Speaking ahead of departing for Vienna, Austria for the 169th convention of the Organization of the Petroleum Exporting Countries (OPEC), Zangeneh said Wednesday that not only Iran’s doubling of oil output left the market unperturbed, the push was evenly cushioned and well absorbed by the oil market, IRNA reported.
The Iranian minister threw Tehran’s support behind OPEC’s managerial role in stabilizing the market and said Iran backs OPEC’s position in trying to maximize members’ interests.
Meanwhile, Iran’s representative to OPEC, Mehdi Asali, has reportedly reiterated Tehran’s earlier position on an output freeze that the country will not consider lowering its production until full market stability.
OPEC, which pumps around a third of the world’s oil or some 30 million barrels every day, will convene on Thursday to review production.

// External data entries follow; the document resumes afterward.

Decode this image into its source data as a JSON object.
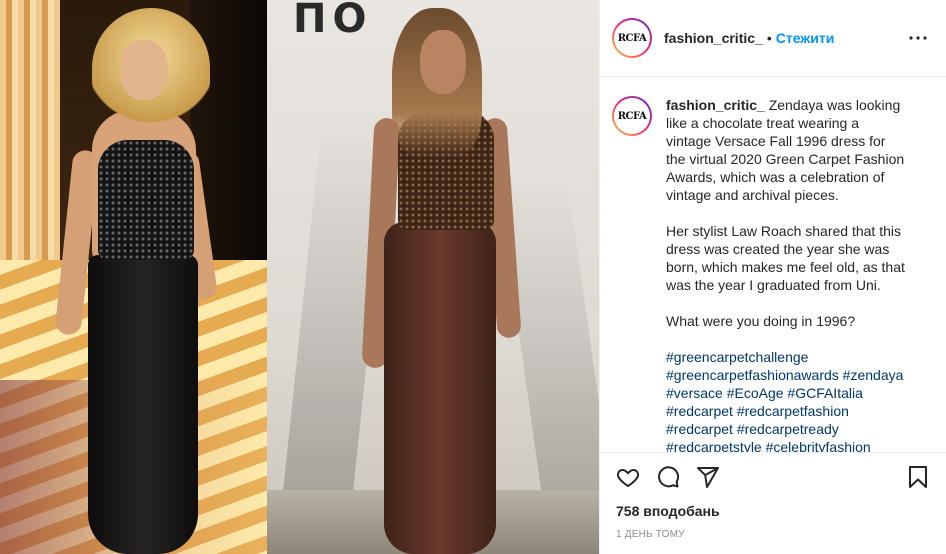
{
  "media": {
    "wall_text": "ПО"
  },
  "header": {
    "avatar_text": "RCFA",
    "username": "fashion_critic_",
    "separator": "•",
    "follow_label": "Стежити",
    "more_icon": "more-horizontal-icon"
  },
  "caption": {
    "avatar_text": "RCFA",
    "username": "fashion_critic_",
    "paragraphs": [
      "Zendaya was looking like a chocolate treat wearing a vintage Versace Fall 1996 dress for the virtual 2020 Green Carpet Fashion Awards, which was a celebration of vintage and archival pieces.",
      "Her stylist Law Roach shared that this dress was created the year she was born, which makes me feel old, as that was the year I graduated from Uni.",
      "What were you doing in 1996?"
    ],
    "hashtags": [
      "#greencarpetchallenge",
      "#greencarpetfashionawards #zendaya",
      "#versace #EcoAge #GCFAItalia",
      "#redcarpet #redcarpetfashion",
      "#redcarpet #redcarpetready",
      "#redcarpetstyle #celebrityfashion"
    ]
  },
  "actions": {
    "like_icon": "heart-icon",
    "comment_icon": "comment-icon",
    "share_icon": "share-icon",
    "save_icon": "bookmark-icon",
    "likes_text": "758 вподобань",
    "time_text": "1 день тому"
  }
}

Oil prices dipped in Asia Wednesday as traders cautiously await the results of the OPEC meeting this week.
Crude prices have rebounded from their January lows of under $30, and last week briefly pushed past $50 a barrel for the first time this year as the market gained support from production outages in Canada and Nigeria.
Analysts say the recent recovery in prices has also eased pressure on OPEC to turn down the oil taps.
Recent market figures show the imports of Iranian crude by its Asian clients increased by more than 13 percent in April from a year ago, confirming reports that the country is regaining the share of the oil market it lost as a result of sanctions over its nuclear program.
For several years before 2012, Iran exported around 2.5 million bpd, with more than half going to Asia, mainly China, South Korea, India and Japan.